Expert's Rating
Pros
- Keywording is much easier and comprehensive
- Organizer can now import, sort, and keyword video
Cons
- New tutorials, templates only in $40 Plus plan
- PhotoMerge manual exposure tool requires finesse
Our Verdict
Photoshop Elements 8 is an appealing but evolutionary upgrade of a mature, well-established photo editing program, with greatly improved file and keyword handling.
Photoshop Elements is a like a family station wagon with a Formula One racing engine under the hood. It delivers Photoshop’s imaging power to consumers and hobbyist photographers in an easy, accessible tabbed interface. In version 8, Photoshop Elements ($100, $140 with a Photoshop.com Plus membership; prices as of 9/23/09) offers a handful of new photo editing tools that are useful and fun, but its most compelling improvements are in digital asset management.
On the Mac, Photoshop Elements comes with a CS4 Bridge tab for sorting and maintaining your image library. On the Windows side, however, is where you’ll find the big news: There, Photoshop Elements’ Organizer tab has several new tools to make keywording your photos much easier, even automated. As soon as you start importing image files, the new Auto Analyzer gets to work, assessing the content of your pictures and applying special keywords, called Smart Tags.
Smart Tags identify images by predefined quality (High, Low, or Medium), focus (In Focus or Blurred), the level of contrast, the exposure, the number of faces and/or objects, and so forth. What’s more, Auto Analyzer also initiates automatic face recognition. The more you identify photos as containing specific people, the better the program becomes in recognizing them, even at different ages, with other hairstyles, and with or without dark glasses.
On Windows, Organizer goes even further, acting as a conduit between Photoshop Elements and its sister program Premiere Elements. (Premiere Elements isn’t available for Mac.) Selecting a photo will launch Photoshop Elements; selecting a video will launch Premiere Elements if you have that program installed.
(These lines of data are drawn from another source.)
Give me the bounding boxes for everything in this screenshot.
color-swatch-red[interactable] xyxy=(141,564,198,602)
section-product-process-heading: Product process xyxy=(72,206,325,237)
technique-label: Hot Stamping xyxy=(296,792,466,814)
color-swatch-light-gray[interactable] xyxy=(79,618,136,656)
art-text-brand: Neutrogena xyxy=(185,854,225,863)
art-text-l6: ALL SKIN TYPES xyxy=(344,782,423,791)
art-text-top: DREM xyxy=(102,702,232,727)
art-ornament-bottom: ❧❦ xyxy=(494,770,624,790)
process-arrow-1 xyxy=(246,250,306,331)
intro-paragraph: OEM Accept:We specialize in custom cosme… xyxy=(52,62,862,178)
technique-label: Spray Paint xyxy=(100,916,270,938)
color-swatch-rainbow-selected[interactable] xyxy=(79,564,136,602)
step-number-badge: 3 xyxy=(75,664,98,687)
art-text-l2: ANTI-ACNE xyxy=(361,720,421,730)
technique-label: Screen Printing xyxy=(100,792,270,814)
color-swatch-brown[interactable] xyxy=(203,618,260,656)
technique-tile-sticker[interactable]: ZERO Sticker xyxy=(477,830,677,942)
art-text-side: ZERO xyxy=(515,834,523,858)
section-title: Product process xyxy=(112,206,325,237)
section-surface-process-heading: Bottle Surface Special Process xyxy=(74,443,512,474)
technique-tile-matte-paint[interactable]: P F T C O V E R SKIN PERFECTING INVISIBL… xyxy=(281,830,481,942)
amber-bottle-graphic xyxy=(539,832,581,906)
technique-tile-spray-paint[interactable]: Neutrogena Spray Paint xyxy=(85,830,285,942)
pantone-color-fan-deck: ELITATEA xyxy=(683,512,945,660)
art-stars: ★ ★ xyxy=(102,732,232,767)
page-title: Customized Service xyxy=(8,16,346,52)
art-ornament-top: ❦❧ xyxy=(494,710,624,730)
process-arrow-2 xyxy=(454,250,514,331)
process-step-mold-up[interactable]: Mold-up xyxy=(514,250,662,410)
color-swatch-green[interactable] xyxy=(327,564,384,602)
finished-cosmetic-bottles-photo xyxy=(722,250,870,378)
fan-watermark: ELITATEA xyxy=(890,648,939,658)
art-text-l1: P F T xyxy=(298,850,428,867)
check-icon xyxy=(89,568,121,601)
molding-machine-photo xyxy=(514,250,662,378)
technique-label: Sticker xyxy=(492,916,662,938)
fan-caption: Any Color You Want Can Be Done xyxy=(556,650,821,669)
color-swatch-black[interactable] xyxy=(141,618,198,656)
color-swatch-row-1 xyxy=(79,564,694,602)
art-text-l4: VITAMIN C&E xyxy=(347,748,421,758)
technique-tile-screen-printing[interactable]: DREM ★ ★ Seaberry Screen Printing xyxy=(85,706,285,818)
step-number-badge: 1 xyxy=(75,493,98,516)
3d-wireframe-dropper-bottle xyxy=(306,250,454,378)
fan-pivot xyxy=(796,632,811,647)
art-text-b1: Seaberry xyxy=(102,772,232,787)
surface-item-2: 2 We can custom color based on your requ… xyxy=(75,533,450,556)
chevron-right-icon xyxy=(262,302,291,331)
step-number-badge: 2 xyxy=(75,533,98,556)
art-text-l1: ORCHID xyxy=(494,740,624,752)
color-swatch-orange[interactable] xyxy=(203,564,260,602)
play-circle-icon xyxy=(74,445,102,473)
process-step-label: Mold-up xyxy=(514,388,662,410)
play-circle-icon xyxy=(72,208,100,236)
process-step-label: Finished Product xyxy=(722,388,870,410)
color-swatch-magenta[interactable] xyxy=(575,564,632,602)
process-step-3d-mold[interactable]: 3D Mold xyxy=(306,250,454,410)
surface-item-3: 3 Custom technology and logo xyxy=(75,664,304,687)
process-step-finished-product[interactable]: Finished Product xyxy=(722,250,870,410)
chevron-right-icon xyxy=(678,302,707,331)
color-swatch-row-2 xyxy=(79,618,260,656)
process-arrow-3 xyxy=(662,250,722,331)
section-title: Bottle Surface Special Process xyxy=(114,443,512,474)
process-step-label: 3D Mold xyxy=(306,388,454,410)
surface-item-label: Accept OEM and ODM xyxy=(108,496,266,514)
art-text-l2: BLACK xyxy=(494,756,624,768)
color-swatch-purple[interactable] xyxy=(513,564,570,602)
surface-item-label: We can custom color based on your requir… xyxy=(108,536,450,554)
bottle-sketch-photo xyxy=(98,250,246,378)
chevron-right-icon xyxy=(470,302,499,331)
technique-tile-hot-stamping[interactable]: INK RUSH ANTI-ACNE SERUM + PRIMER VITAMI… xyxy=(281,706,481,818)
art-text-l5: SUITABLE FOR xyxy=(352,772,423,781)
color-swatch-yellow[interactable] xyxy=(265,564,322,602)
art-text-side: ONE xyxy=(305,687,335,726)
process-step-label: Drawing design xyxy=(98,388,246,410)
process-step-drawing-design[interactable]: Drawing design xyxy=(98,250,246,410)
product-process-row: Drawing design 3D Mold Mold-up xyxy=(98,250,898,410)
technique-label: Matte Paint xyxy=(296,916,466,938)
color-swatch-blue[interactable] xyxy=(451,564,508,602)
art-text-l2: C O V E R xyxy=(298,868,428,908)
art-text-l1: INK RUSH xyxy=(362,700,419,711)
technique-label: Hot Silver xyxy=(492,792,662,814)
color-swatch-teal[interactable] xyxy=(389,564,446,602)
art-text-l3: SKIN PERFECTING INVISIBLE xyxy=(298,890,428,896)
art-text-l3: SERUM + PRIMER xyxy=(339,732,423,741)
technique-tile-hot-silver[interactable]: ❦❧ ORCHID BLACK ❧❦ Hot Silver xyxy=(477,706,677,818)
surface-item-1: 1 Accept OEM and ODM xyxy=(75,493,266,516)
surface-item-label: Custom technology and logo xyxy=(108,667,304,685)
Even if you don’t have Premiere Elements, the Organizer will still display and sort your videos, and it will allow you to keyword them.
You can back up the Organizer database and image files, share them, and even sync them with your other computers (if those machines have an Elements program installed) via Photoshop.com, Adobe’s photo-sharing Web site. Photoshop Elements includes a basic Photoshop.com membership, with 2GB of online storage. For an additional $40, your one-year Photoshop.com Plus membership includes 20GB of storage, plus access to Adobe’s promised ongoing flow of new tutorials, project templates, and other content.
The new Auto QuickFix tools (Smart Fix, Color, Tone, Contrast, Detail, Color, and Red Eye) in the Organizer’s full-screen mode can handle all of the editing that many photos require before you move on to the Create and/or Share tabs. For pictures that need special treatment, Photoshop Elements’ full edit interface is now more flexible, with quick icon-based alternatives for arranging multiple pictures on your screen, plus resizable, self-adjusting tool panels similar to those in Photoshop CS4.
Among Photoshop Elements 8’s handful of new or extended photo editing tools is PhotoMerge, which now includes an Exposure tool that allows you to combine two nearly identical photos, taken with different exposure values, to attain the optimum exposure. Although the auto mode works nicely on some pictures, other images may need you to tweak them via the manual tools, in which you select the areas to be combined–a task that demands some good hand-eye-cursor coordination for best results.
A less finicky new tool is Recompose, which allows you to redefine a photo selectively to fit into a specific size or orientation by choosing which elements of the picture to remove and which ones to keep. For instance, if you have a landscape-oriented (horizontal) photo of five people, and you want to change it to a portrait (vertical) orientation without distorting the subjects, you can select which of the five and/or what portions of the background to eliminate, and which ones to retain and stitch together into a recomposed photo. What is particularly nice is that when you’re working on a project, such as a photo collage, you can right-click on a picture to use the Recompose tool on it without leaving the project.
In the Create tab, Photoshop Elements 8 offers additional and more creative templates and content in an intuitive interface, for making photo books, photo calendars, greeting cards, photo stamps, photo prints, photo collages, and sharable slide shows. The Share tab has delightful new Flash templates for sharing photos and videos digitally.
Version 8 upholds Photoshop Elements’ reputation as one of the top consumer-level photo editing programs. Its new edit tools, content, and templates are certainly appealing. If you already have Photoshop Elements 7, however, note that the primary reason to upgrade to 8 is the new edition’s improved facility for keywording and managing your database of media. If your collection of photos is small, you may be fine sticking with 7.